Van de zijde van de verdachte is tegen voormeld vonnis hoger beroep ingesteld.
Onderzoek van de zaak
Dit arrest is gewezen naar aanleiding van het onderzoek op de terechtzitting in hoger beroep en in eerste aanleg.
Het hof heeft kennisgenomen van de vordering van de advocaat-generaal.

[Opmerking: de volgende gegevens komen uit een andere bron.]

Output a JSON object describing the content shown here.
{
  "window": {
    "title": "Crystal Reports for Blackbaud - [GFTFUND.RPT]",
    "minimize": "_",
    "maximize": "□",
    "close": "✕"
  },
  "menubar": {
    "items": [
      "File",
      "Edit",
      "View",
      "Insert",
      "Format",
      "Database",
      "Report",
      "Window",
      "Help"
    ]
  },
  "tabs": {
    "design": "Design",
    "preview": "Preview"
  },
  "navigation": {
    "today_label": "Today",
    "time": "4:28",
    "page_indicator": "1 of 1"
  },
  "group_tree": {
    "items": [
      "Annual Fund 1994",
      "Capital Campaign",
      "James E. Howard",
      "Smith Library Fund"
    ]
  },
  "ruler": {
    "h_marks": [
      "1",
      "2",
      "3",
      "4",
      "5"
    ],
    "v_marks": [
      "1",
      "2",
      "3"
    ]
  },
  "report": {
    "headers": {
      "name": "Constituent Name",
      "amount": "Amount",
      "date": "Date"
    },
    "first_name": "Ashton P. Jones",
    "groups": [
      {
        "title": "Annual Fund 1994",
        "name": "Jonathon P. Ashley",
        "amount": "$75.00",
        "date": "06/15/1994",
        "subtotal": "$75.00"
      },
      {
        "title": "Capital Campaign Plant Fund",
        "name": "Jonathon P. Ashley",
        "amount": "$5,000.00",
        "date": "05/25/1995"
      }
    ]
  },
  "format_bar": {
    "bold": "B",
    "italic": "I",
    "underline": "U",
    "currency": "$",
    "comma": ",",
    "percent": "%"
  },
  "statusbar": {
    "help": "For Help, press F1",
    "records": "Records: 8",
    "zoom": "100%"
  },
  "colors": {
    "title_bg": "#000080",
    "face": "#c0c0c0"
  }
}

De advocaat-generaal heeft gevorderd dat het hof het vonnis van de politierechter integraal zal bevestigen.
Vonnis waarvan beroep
Het hof bevestigt het beroepen vonnis, met verbetering van de gronden (de gebezigde bewijsmiddelen).
Bewijsmiddelen
De politierechter heeft op pagina 2 van het vonnis als bewijsmiddel opgenomen:
- een proces-verbaal van bevindingen d.d. 23 juli 2018 van verbalisant [verbalisant 1] , proces-verbaal pag. 8
Het hof zal voornoemde bewijsmiddel geheel vervangen door het volgende bewijsmiddel:
- een proces-verbaal aanhouding d.d. 1 juli 2018, van verbalisanten [verbalisant 2] en [verbalisant 3] , pagina 11-12 inhoudende als bevindingen van deze verbalisanten:
Op de beelden is duidelijk te zien dat de verdachte met een ogenschijnlijk lege schoudertas de winkel binnen gaat. Vervolgens zagen wij dat de verdachte in ieder geval 4 pakken Nutrilon babyvoeding uit het schap pakt. Tevens zagen wij op de beelden dat de verdachte meerdere goederen in haar winkelmandje had liggen. Wij zagen dat de verdachte op enig moment alleen nog maar een lege winkelmand vast hield en wij zagen dat zij moeite moest doen om de schoudertas omhoog te houden. Het was aannemelijk dat er veel meer gewicht in de tas zat dan toen de verdachte de winkel in liep. Wij zagen dat de verdachte de winkel verliet zonder dat zij enig goed aanbood om af te rekenen.

BESLISSING

Het hof:
Bevestigt het vonnis waarvan beroep, met inachtneming van het hiervoor overwogene.
Aldus gewezen door:
mr. C.M. Hilverda, voorzitter,
mr. S. Riemens en mr. A.J.A.M. Nieuwenhuizen, raadsheren,
in tegenwoordigheid van mr. C. Schenker, griffier,
en op 5 maart 2020 ter openbare terechtzitting uitgesproken.